Wer sichere Bildverarbeitung benötigt
- •Gesundheitsdienstleister: Medizinische Bilder und Patientenfotos nach HIPAA/DSGVO — browserbasierte Verarbeitung eliminiert Compliance-Risiken
- •Juristen: Beweisfotos und Kundendokumente mit Vertraulichkeitspflichten
- •Unternehmen und Agenturen: Unveröffentlichte Produktfotos, interne Präsentationen und Kundenarbeiten unter NDA
- •Privatnutzer: Persönliche Fotos, sichtbare Heimadressen in Immobilienbildern, Familienfotos mit Minderjährigen
Datenschutz zertifizieren: Worauf zu achten ist
Wenn Sie prüfen, ob ein Online-Tool wirklich „kein Upload" bietet:
- •Network-Tab in Browser-DevTools — nach dem Laden der Seite sollten keine Bilddaten übertragen werden
- •Open-Source oder prüfbarer Code
- •Ausdrückliche Datenschutzrichtlinie, die clientseitige Verarbeitung angibt
- •Funktioniert offline nach dem ersten Laden der Seite (wenn wirklich clientseitig)
- •Dateigröße wird vor der Verarbeitung nicht zur „Analyse" an einen Server gesendet
Imavault verarbeitet alle Bilder vollständig im Browser. Sie können dies selbst überprüfen: Chrome DevTools öffnen → Network-Tab → Filter anwenden und beobachten — es werden niemals Bilddaten übertragen.

Häufig gestellte Fragen
Ist die browserbasierte Bildverarbeitung genauso schnell wie die serverbasierte?

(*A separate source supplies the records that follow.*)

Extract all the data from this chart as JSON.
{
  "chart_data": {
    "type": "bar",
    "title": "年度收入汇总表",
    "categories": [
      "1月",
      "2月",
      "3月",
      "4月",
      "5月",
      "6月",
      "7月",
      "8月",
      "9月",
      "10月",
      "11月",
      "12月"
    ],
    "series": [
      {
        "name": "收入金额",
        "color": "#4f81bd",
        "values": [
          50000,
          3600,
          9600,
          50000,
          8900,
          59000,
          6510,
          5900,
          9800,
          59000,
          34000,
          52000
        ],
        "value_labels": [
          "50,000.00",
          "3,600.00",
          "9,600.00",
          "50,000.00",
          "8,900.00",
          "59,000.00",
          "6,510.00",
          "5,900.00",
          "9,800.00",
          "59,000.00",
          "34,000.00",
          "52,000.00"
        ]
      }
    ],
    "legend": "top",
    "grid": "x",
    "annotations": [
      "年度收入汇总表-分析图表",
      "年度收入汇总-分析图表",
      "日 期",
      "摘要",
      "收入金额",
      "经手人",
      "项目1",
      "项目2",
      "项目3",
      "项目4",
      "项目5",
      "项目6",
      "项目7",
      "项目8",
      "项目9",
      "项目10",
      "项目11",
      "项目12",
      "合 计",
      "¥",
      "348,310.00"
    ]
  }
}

Bei Dateien unter 10 MB ist der Unterschied vernachlässigbar — oft sogar schneller, da keine Upload-/Download-Zeit anfällt. Bei sehr großen Dateien (20 MB+) kann die Serververarbeitung je nach Gerät schneller sein.
Bedeutet „kein Server-Upload", dass das Tool offline funktioniert?
Nach dem ersten Laden der Seite funktionieren die Kernwerkzeuge von Imavault ohne Internetverbindung. Beim ersten Laden werden JavaScript und WASM-Modelle abgerufen und dann gecacht.
Benötigen KI-Funktionen wie Gesichtserkennung keinen Server?
Nicht mehr. MediaPipe und ONNX Runtime Web ermöglichen es, Machine-Learning-Modelle vollständig im Browser mit WebAssembly auszuführen. Gesichtserkennung, Hintergrundentfernung und ähnliche KI-Funktionen laufen auf der Hardware Ihres Geräts.
Wie überprüfe ich, dass meine Bilder nicht hochgeladen werden?
Öffnen Sie die Entwicklertools Ihres Browsers (F12), gehen Sie zum Network-Tab und beobachten Sie ausgehende Anfragen während der Bildverarbeitung. Bei Imavault werden Sie keine Anfragen sehen, die Bilddaten übertragen.